I remember being exceedingly jealous of girls in high school who would walk around, proudly parading their giant teddy bears and ostentatious bouquets of flowers. Half of me wished so badly that I too had a teenage sweetheart that I could rub in everyone’s face at my all girls high school. The other half of me wondered where on earth these teenage boys had got the money to buy such ridiculous gifts when most of them worked only a single shift at Maccas on the weekend.
Now that I have matured into a young woman of substance, I realise that teenage me was way off with her Valentine’s observations. Back when hormones ruled the world, it was all about who had the coolest and most popular boyfriend who got you the most clichéd V-Day present combination ever: Flowers, stuffed animal, and some form of nine karat gold plated, amethyst stoned ring/earrings/pendant which was delivered to school around recess. Based on the aforementioned gifts, the single and envious girls in the school yard would rate and judge your relationship as if it was Miss Universe.
We can all rest easy for another year… Or we can show our significant other that they’re bloody brilliant every day.
Twenties Blaire realises that the size of the teddy bear is not indicative of a stable and happy relationship. Now that we’ve reached an age that most of us have experienced the heartbreak of losing a first love, our outlook on relationships and all that they entail have changed. Suddenly, I don’t care about how much he spends on me, or if he even remembers the day at all. It’s about a partnership. Building a personal empire with the person you love and generally hanging out with your best friend in the whole world.
Personally, I have never really celebrated V-Day… It always seemed like an over priced, pseudo holiday that gave women an excuse to parade their boyfriends around like trophies but never actually treating them the way they expect to be treated. I always wished I could see some more #spoilt #solucky #girlofmydreams hashtags on guy’s Snapchats, because their amazing girlfriends had done something other than parade them to show them that they loved them.

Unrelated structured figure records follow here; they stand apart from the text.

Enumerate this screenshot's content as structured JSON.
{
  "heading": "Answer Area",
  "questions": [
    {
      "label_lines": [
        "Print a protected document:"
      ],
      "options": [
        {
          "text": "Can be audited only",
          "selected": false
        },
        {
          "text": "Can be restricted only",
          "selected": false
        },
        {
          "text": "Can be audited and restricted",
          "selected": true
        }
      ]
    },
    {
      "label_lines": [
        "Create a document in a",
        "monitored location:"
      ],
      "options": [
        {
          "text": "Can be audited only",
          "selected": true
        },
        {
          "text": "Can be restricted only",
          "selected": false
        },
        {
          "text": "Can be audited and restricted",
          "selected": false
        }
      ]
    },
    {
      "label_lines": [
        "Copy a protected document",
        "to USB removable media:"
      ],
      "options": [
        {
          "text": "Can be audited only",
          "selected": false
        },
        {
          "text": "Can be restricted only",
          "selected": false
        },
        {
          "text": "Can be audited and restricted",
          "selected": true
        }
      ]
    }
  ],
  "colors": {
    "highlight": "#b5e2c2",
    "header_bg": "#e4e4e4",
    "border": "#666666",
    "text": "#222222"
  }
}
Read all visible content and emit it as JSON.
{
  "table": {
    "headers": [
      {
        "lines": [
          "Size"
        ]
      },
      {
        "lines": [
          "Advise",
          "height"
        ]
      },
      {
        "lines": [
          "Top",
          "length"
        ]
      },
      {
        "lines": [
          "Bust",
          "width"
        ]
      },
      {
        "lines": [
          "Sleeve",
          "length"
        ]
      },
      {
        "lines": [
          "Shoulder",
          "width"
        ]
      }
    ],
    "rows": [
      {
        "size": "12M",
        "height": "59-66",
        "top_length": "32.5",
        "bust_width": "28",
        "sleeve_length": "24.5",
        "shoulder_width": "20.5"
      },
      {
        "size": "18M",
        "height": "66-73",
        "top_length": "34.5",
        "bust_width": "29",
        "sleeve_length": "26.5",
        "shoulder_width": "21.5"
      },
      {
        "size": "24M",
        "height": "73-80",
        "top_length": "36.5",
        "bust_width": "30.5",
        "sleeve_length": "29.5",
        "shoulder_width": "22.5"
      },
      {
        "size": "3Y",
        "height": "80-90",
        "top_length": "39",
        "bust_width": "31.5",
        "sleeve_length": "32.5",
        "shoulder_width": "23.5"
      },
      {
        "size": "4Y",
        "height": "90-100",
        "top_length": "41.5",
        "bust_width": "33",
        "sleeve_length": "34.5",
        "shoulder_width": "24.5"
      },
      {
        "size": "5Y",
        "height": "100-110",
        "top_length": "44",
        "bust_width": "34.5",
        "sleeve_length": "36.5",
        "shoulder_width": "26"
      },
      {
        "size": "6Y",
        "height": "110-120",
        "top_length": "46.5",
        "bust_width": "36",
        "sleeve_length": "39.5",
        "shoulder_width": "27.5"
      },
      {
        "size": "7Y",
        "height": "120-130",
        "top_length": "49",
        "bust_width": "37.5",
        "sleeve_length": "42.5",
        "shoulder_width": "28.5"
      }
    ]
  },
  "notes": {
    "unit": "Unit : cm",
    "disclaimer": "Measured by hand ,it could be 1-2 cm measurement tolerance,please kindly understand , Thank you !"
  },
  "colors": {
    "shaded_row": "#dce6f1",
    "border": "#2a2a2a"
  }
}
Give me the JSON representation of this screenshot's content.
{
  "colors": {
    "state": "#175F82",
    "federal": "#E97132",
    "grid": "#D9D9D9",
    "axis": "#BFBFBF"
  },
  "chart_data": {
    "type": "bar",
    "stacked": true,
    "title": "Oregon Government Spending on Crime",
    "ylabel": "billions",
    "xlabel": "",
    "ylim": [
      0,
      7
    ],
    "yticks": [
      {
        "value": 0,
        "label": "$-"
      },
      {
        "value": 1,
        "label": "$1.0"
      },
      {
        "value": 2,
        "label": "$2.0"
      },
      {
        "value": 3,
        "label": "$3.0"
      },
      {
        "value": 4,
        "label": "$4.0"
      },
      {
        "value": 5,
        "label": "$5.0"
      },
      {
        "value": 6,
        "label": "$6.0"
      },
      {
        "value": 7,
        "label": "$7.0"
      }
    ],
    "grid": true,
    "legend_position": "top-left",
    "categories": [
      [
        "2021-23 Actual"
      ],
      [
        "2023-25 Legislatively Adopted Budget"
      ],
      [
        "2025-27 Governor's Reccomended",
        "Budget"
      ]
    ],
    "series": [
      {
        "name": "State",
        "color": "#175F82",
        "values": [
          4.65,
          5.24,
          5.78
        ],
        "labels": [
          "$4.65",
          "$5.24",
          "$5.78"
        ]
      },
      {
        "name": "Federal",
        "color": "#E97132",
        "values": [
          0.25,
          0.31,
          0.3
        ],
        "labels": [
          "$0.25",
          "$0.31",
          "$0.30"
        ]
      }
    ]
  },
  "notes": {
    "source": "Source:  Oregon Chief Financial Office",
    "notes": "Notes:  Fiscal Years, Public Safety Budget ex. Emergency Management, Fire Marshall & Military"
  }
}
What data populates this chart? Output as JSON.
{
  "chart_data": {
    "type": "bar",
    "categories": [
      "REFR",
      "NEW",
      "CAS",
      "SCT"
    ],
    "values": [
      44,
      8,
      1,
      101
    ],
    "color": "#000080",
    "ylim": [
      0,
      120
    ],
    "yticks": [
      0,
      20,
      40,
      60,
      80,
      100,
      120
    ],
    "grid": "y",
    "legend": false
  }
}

Footy tickets, free passes to play video games nag free, 100% bacon breakfast, a day of being his personal slave… why aren’t women told to do this kinda thing? Why does the guy HAVE to read articles on what to buy us? Can you tell ‘how to’ guides for men on Valentine’s Day make me angry?
That being said, I am in no way denying that Valentine’s Day is actually a really awesome ‘holiday’. While I don’t agree with they being one day of the year dedicated to celebrating your sweetheart, I do believe in showing that sweetheart that they are god damn awesome. And speaking as a girl – I love being taken out to dinner and being made to feel like a total princess… as long as he remembers that there are 364 other days of the year that he can make me feel special. I think that right now, the significance of Valentine’s Day is more prominent because we are still trying to show the one we love that we’re right for them. I suppose you could say that we’re still in the stage of ‘wooing’ them.
I suppose now that Valentine’s Day is done and dusted, we can all rest easy for another year… Or we can show our significant other that they’re bloody brilliant every day, in some small way and you shouldn’t need a list to work it out.